A cet instant, le grelot de la porte tinta et un client entra dans la boutique. Comme il paraissait perdu face à l’amoncellement de la marchandise, Noëlle alla lui proposer ses services. Solenn en profita pour se choisir une demi-douzaine de romans en format de poche ainsi qu’un livre sur les oiseaux de mer. Mieux valait avoir sous la main de quoi occuper ses soirées, si le temps tournait au vilain. Elle feuilleta ensuite quelques ouvrages sur l’histoire et les sites du pays des Abers puis se plongea dans un bouquin consacré aux petits maîtres bretons du XIXe siècle. Elle n’en aimait pas vraiment le style et se dit que, même si elle en avait les moyens, jamais elle n’accrocherait ce genre de tableaux chez elle.

Puis elle haussa les épaules. De toute façon, la question ne se posait pas. Fin septembre, elle réintégrerait son neuf mètres carrés, à la cité universitaire de Lanrédec. Et toute l’année, elle vivrait grâce à la bourse d’étude que lui allouerait l’État et à ce qu’elle aurait gagné durant l’été, en servant de gouvernante à une gamine de onze ans et demi dont les parents, accaparés par leurs obligations professionnelles, prétendaient ne pas venir à bout.

Solenn remit l’ouvrage d’art à sa place et constata que d’autres clients se pressaient maintenant devant les étagères.

Elle jeta un coup d’œil impatient à sa montre. Elle avait rendez-vous chez son dentiste à seize heures trente. Si elle ne voulait pas être en retard, elle ne pouvait attendre davantage. Elle repasserait à “La Petite Tournée” tout à l’heure car elle voulait absolument parler à Noëlle de ce qui lui était arrivé aujourd’hui. Rien de vraiment grave, mais suffisamment bizarre et inquiétant pour qu’elle ait envie de s’en ouvrir à son amie.

*

« Rappelle-toi Barbara

Il pleuvait sans cesse sur Brest ce jour-là

Et toi tu marchais souriante

Épanouie, ravie… »

Annaïg Le Barzic fredonnait la chanson de Kosma et Prévert, assise dans le sable de Poulpic, la crique où elle avait l’habitude de descendre se baigner quand il faisait beau. L’endroit, situé à proximité de l’anse de Ruscumunoc, était difficile d’accès. On ne pouvait l’atteindre que par un sentier escarpé à travers les rochers, ou par la mer.

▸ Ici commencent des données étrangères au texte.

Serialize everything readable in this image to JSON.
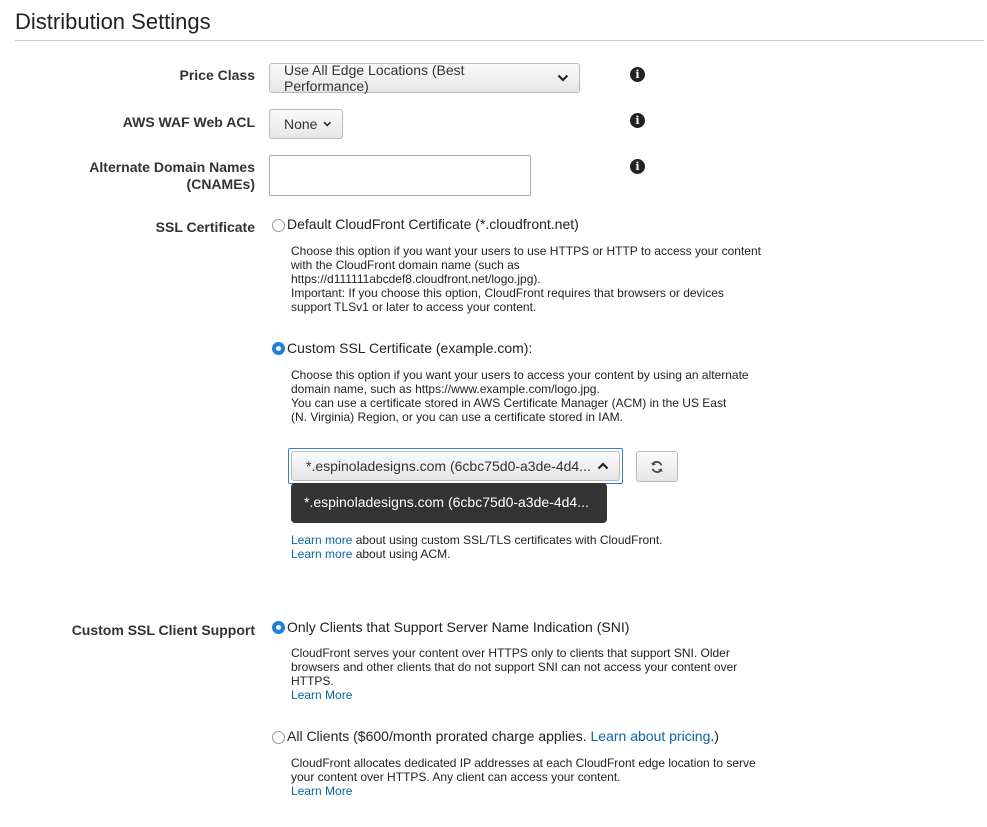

En été, de rares touristes y venaient en bateau. Il y avait aussi quelques randonneurs qui la découvraient par hasard. Mais ce n’était jamais la cohue et, début juillet, Annaïg était sûre d’avoir la petite plage pour elle toute seule.

« Rappelle-toi Barbara

Toi que je ne connaissais pas

Toi qui ne me connaissais pas… »

Quelle nostalgie dans cette chanson… Tant de chagrin et de désenchantement en si peu de mots ! Annaïg avait l’impression de la connaître depuis toujours, peut-être parce qu’on y parlait de Brest, la ville où elle était née et où elle avait habité dans son enfance. Peut-être aussi parce qu’en classe, on leur avait fait étudier ce poème. Le seul qu’elle ait jamais vraiment compris et aimé. Aujourd’hui, elle était passée de mode. On ne l’entendait jamais à la radio. Les vers de Prévert ne touchaient plus personne. Sauf, peut-être, les quadragénaires en mal d’amour qui attendent un homme, sur une plage déserte…

Annaïg enfonça ses doigts de pied dans le sable gris ocré auquel se mêlaient de minuscules fragments de coquillages. Dans sa tête, la chanson continua à tourner comme sur un disque rayé. Énervée, elle se leva, secoua sa serviette, tendit l’oreille et scruta la pointe rocheuse où le canot aurait dû apparaître. Rien…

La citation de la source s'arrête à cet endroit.